The flip-flop is new to many cities, including New York, Dallas and Washington, D.C. But in Orlando, the annual average transient rate has been less than the average group rate since at least 2005. Exactly why is unclear.
According to the most recent Smith Travel data, Orlando's transient travelers paid an average daily room rate of $142.97 during the first five months of 2009, compared with an average group rate of $180.70. The data tracks the transient and group segments at higher-end properties only, because those are the ones that are willing to break down their data into such detailed information, the tracking company said.
Hotel prices are a complex issue, Villaverde said, because rates can vary based on the hotel itself, the time of year, the state of the economy and other factors.
One of the things that affects Orlando's price structure is the city's heavy dependence on vacation travelers, whom Villaverde describes as "a very price-sensitive segment." Unlike most of the other cities in Smith Travel's top 25 survey -- which doesn't include Las Vegas -- Orlando's head count of transient visitors doesn't include many business travelers, who are generally willing to pay higher rates when they come to town.
"And that distorts the statistic," he said.
According to the Orlando/Orange County Convention & Visitors Bureau, 23.7 million leisure travelers stayed overnight in Orlando last year, compared with 3.5million conventioneers and group-meeting participants.
Still, Orlando convention hotels have found ways to adapt.
Eric Opron, director of sales and marketing for the Walt Disney World Swan and Dolphin Resort, said that, if his hotel does offer transient guests a lower rate than the one a group meeting there has received, the lower rate usually is not good for the entire meeting period. The resort's goal, he said, is to protect the group rate.
"It's incumbent upon the hotel to know what the situation is, and that the integrity of the meeting planner is not compromised by the hotel undercutting them," he said.
The Peabody employs a similar tactic.
"You'll find us offering discounted rates around that group," Villaverde said. "Most convention hotels have that same philosophy."
Smith Travel warned about the dangers of an upside-down rate structure during a meeting with Orlando hoteliers earlier this year.
"This is not sustainable going forward," said Jan Freitag, another Smith Travel vice president. "That interplay needs to be reversed."
But instead of disappearing, the trend has spread. In New York City, the average daily transient rate for high-end hotel rooms was more than $357 in 2007, but through the first five months of this year it was $246 a night -- while groups were paying $273 a night on average.
There are some things the statistics don't take into account. For example, some group travelers find cheaper rates online and book rooms other than the block of reserved units at a designated hotel, yet those group travelers wind up being counted as transient guests. And the statistics are calculated as annual average rates, so they can mask the seasonal highs and lows of a market -- and Orlando's travel market is seasonal.

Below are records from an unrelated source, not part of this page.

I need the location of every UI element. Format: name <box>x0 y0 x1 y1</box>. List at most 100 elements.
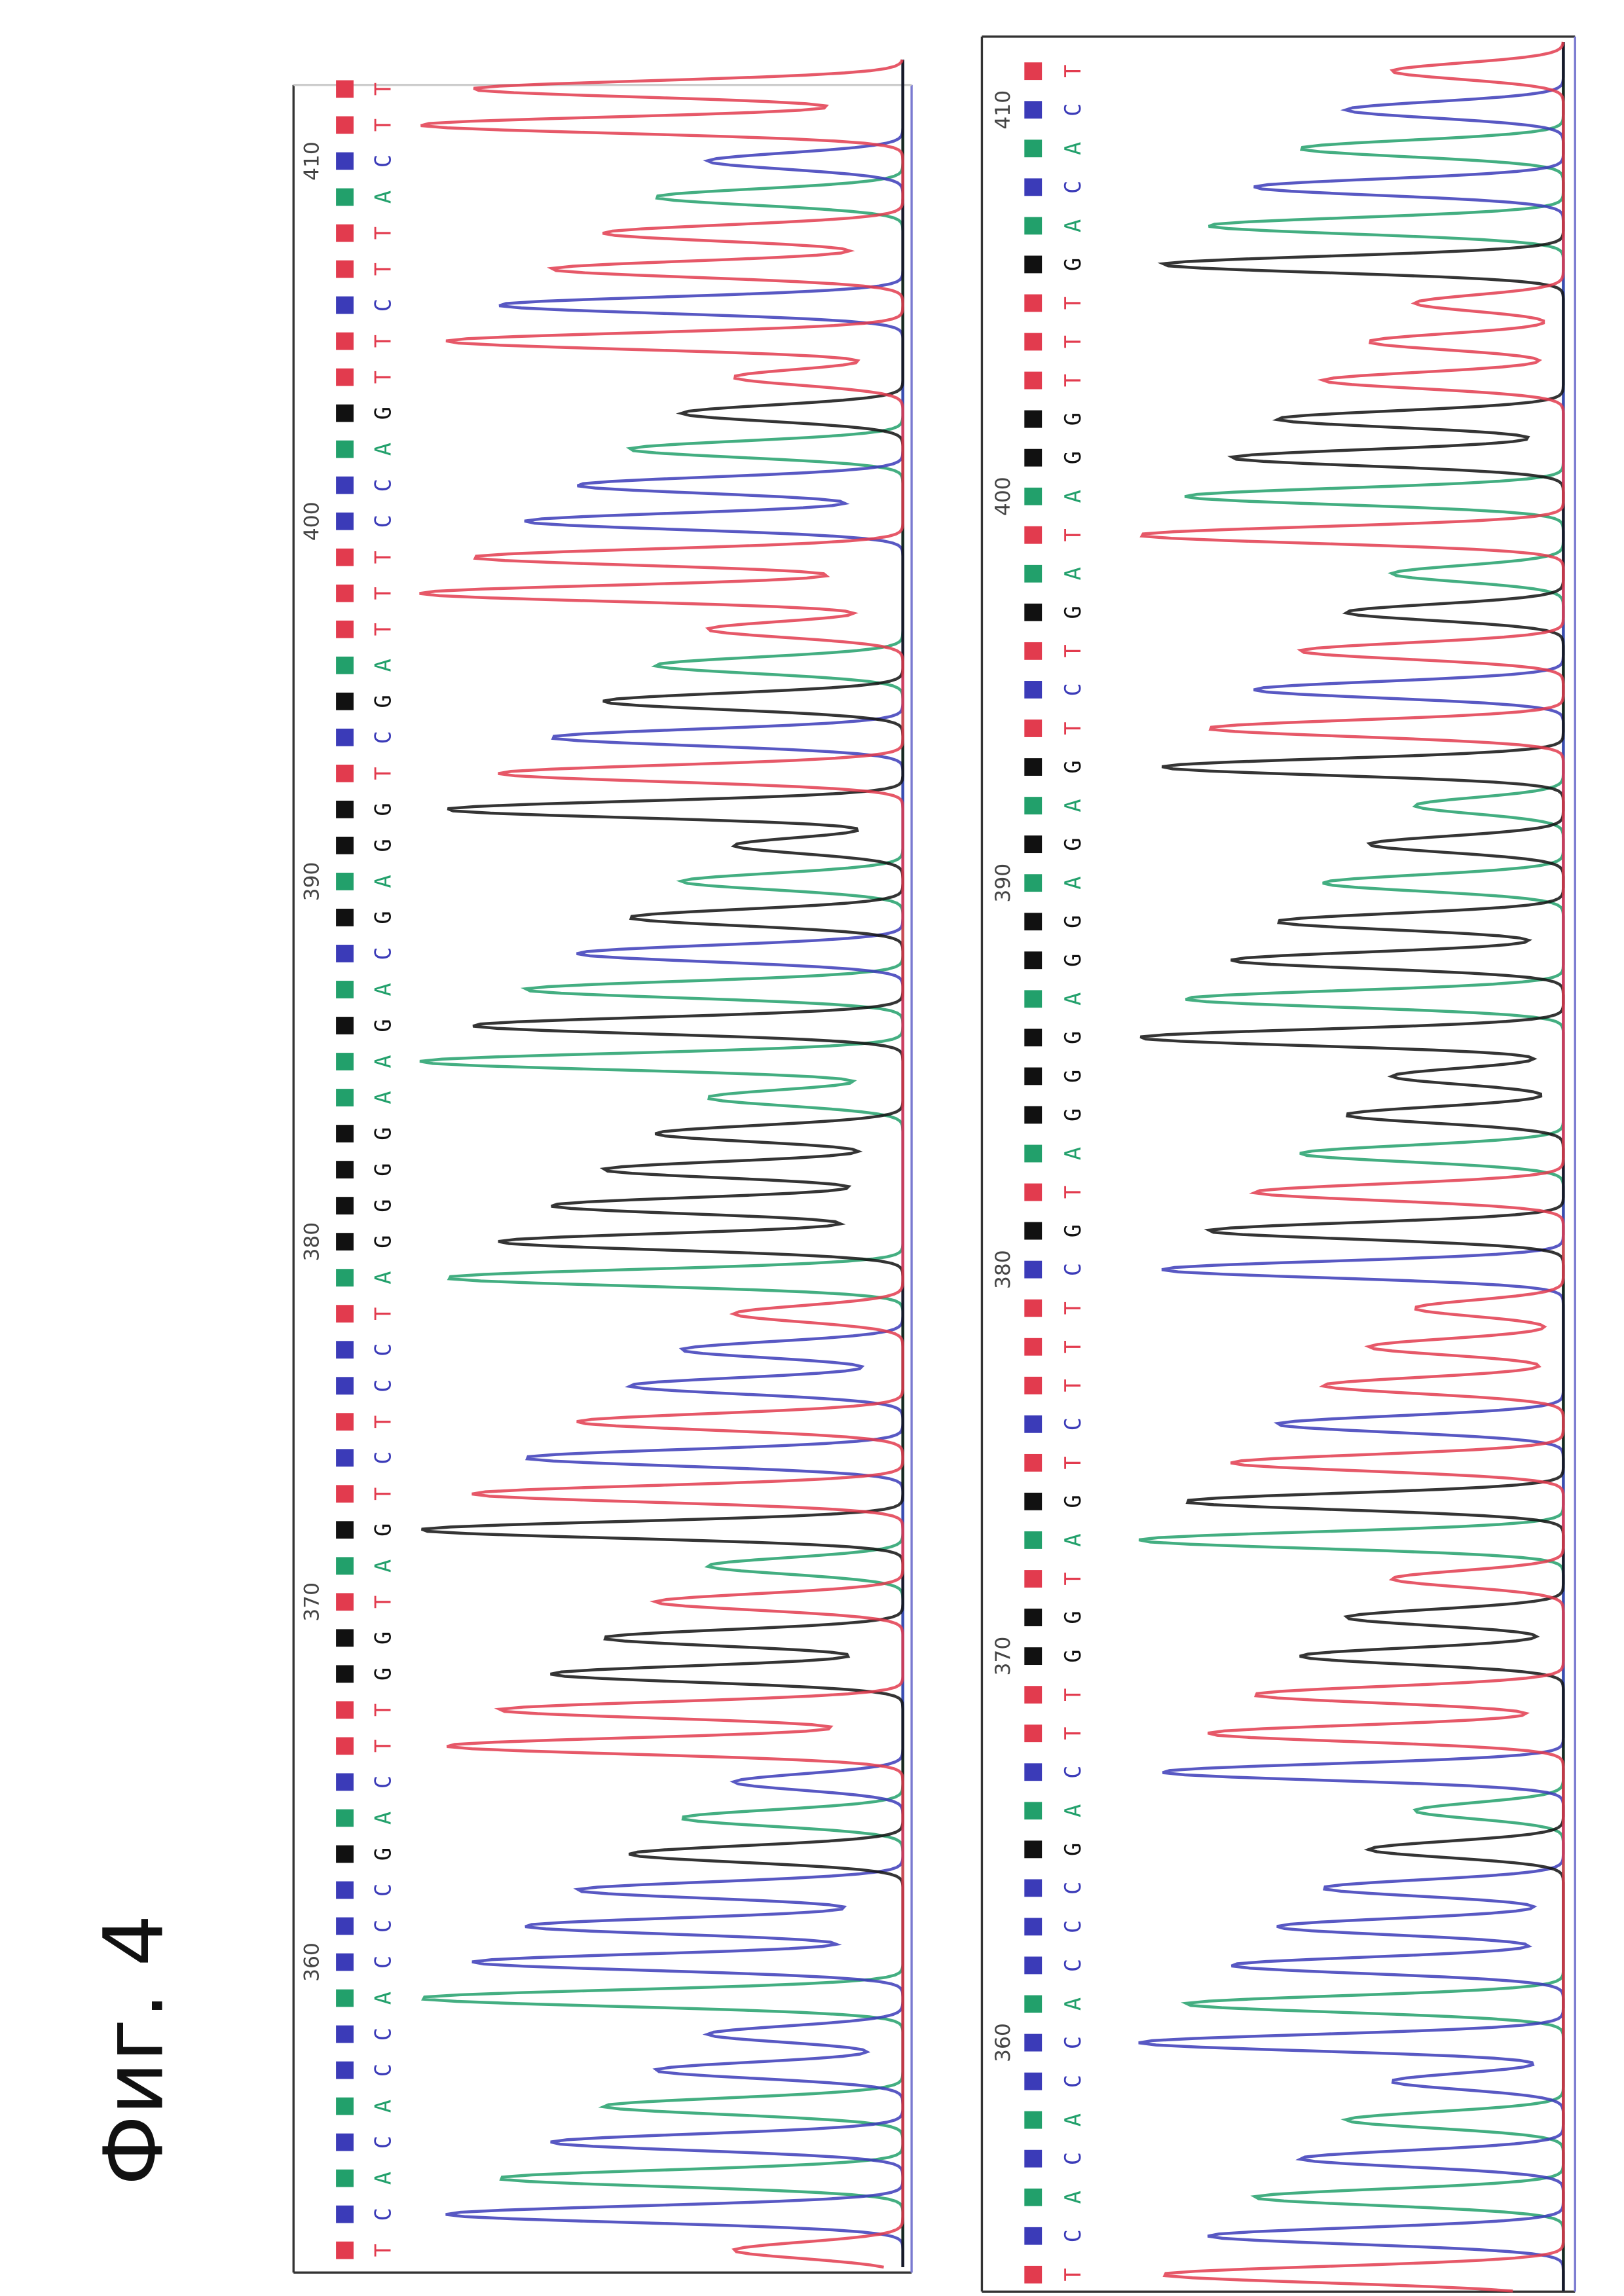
base-letter: T <box>370 623 396 636</box>
base-letter: G <box>370 1631 396 1645</box>
base-marker <box>336 2062 354 2079</box>
base-letter: C <box>370 2064 396 2077</box>
base-letter: G <box>1060 1495 1086 1508</box>
base-marker <box>336 945 354 962</box>
base-letter: A <box>370 659 396 672</box>
chromatogram-panel: 360370380390400410TCACACCACCCGACTTGGTAGT… <box>991 42 1563 2291</box>
base-marker <box>1024 1686 1042 1704</box>
base-letter: T <box>370 551 396 564</box>
base-marker <box>336 189 354 206</box>
page: Фиг. 4 360370380390400410TCACACCACCCGACT… <box>0 0 1624 2296</box>
base-marker <box>336 1449 354 1467</box>
base-marker <box>1024 2189 1042 2206</box>
base-letter: T <box>370 1704 396 1717</box>
base-marker <box>336 477 354 494</box>
base-marker <box>336 1269 354 1286</box>
base-letter: G <box>370 1848 396 1861</box>
base-marker <box>336 765 354 782</box>
base-letter: G <box>370 911 396 924</box>
base-letter: C <box>1060 103 1086 117</box>
base-marker <box>336 2026 354 2043</box>
base-letter: T <box>370 1487 396 1501</box>
base-marker <box>336 1233 354 1250</box>
base-letter: T <box>1060 374 1086 387</box>
base-letter: A <box>1060 1147 1086 1160</box>
base-marker <box>336 729 354 746</box>
base-marker <box>336 513 354 530</box>
position-label: 380 <box>991 1250 1015 1289</box>
base-letter: C <box>1060 1920 1086 1933</box>
position-label: 400 <box>300 501 323 541</box>
base-marker <box>336 1161 354 1178</box>
base-marker <box>1024 2073 1042 2090</box>
base-marker <box>1024 1029 1042 1046</box>
chromatogram-panel: 360370380390400410TCACACCACCCGACTTGGTAGT… <box>300 60 902 2267</box>
base-marker <box>1024 2227 1042 2245</box>
base-marker <box>1024 720 1042 737</box>
base-marker <box>1024 951 1042 969</box>
figure-label: Фиг. 4 <box>86 1914 182 2185</box>
base-letter: T <box>1060 1688 1086 1702</box>
base-marker <box>336 1701 354 1719</box>
base-letter: C <box>370 1343 396 1357</box>
base-marker <box>336 153 354 170</box>
base-marker <box>336 909 354 926</box>
base-marker <box>336 2170 354 2187</box>
base-marker <box>1024 1724 1042 1742</box>
base-marker <box>336 441 354 458</box>
base-letter: T <box>370 767 396 780</box>
base-letter: T <box>370 263 396 276</box>
base-letter: T <box>1060 1727 1086 1740</box>
base-letter: G <box>370 803 396 816</box>
base-marker <box>1024 178 1042 196</box>
base-marker <box>1024 2150 1042 2168</box>
base-letter: G <box>1060 606 1086 619</box>
base-letter: A <box>1060 993 1086 1006</box>
base-marker <box>1024 1493 1042 1510</box>
base-letter: A <box>370 2100 396 2113</box>
base-marker <box>336 1846 354 1863</box>
trace-a <box>1139 42 1563 2291</box>
base-letter: C <box>370 515 396 528</box>
base-letter: T <box>1060 1456 1086 1469</box>
base-letter: A <box>1060 490 1086 503</box>
position-label: 370 <box>991 1637 1015 1676</box>
base-letter: A <box>370 983 396 996</box>
base-marker <box>336 1810 354 1827</box>
base-marker <box>336 1341 354 1358</box>
base-letter: A <box>1060 1804 1086 1817</box>
position-label: 390 <box>991 864 1015 903</box>
base-letter: C <box>370 479 396 492</box>
base-letter: G <box>370 1523 396 1537</box>
base-marker <box>336 1197 354 1214</box>
base-letter: T <box>1060 721 1086 735</box>
base-marker <box>1024 139 1042 157</box>
base-letter: A <box>370 1992 396 2005</box>
base-letter: G <box>370 1019 396 1032</box>
base-marker <box>1024 372 1042 390</box>
base-marker <box>1024 1531 1042 1549</box>
base-letter: T <box>1060 1340 1086 1353</box>
base-letter: C <box>370 1451 396 1465</box>
base-letter: C <box>370 1776 396 1789</box>
base-letter: G <box>1060 1650 1086 1663</box>
base-letter: G <box>1060 1224 1086 1237</box>
base-letter: A <box>370 1091 396 1104</box>
base-marker <box>1024 874 1042 892</box>
base-letter: A <box>1060 2113 1086 2126</box>
base-letter: C <box>1060 181 1086 194</box>
base-marker <box>1024 835 1042 853</box>
base-marker <box>336 1413 354 1430</box>
base-marker <box>336 657 354 674</box>
base-letter: C <box>370 299 396 312</box>
base-marker <box>1024 1957 1042 1975</box>
base-marker <box>1024 758 1042 776</box>
base-letter: C <box>370 1379 396 1393</box>
base-marker <box>336 1521 354 1539</box>
base-letter: G <box>1060 1070 1086 1083</box>
base-marker <box>1024 681 1042 699</box>
base-letter: T <box>370 227 396 240</box>
base-marker <box>336 1377 354 1394</box>
base-letter: C <box>1060 1959 1086 1972</box>
base-marker <box>1024 565 1042 583</box>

On the other hand, some leisure guests can wind up being counted as "group travelers" if they come to town as part of a tour package that books more than 10 rooms at a time.
Hotel economics One thing is clear: The global recession has caused a new type of hotel economics to take hold in many of the nation's biggest hotel markets.
"When you're signing a contract for a group, you're guessing that this will be a good deal a year from now," said Scott Smith, a lodging instructor with the University of Central Florida's Rosen College of Hospitality Management. Because of the recession, he said, "The meeting planners right now are losing the gamble."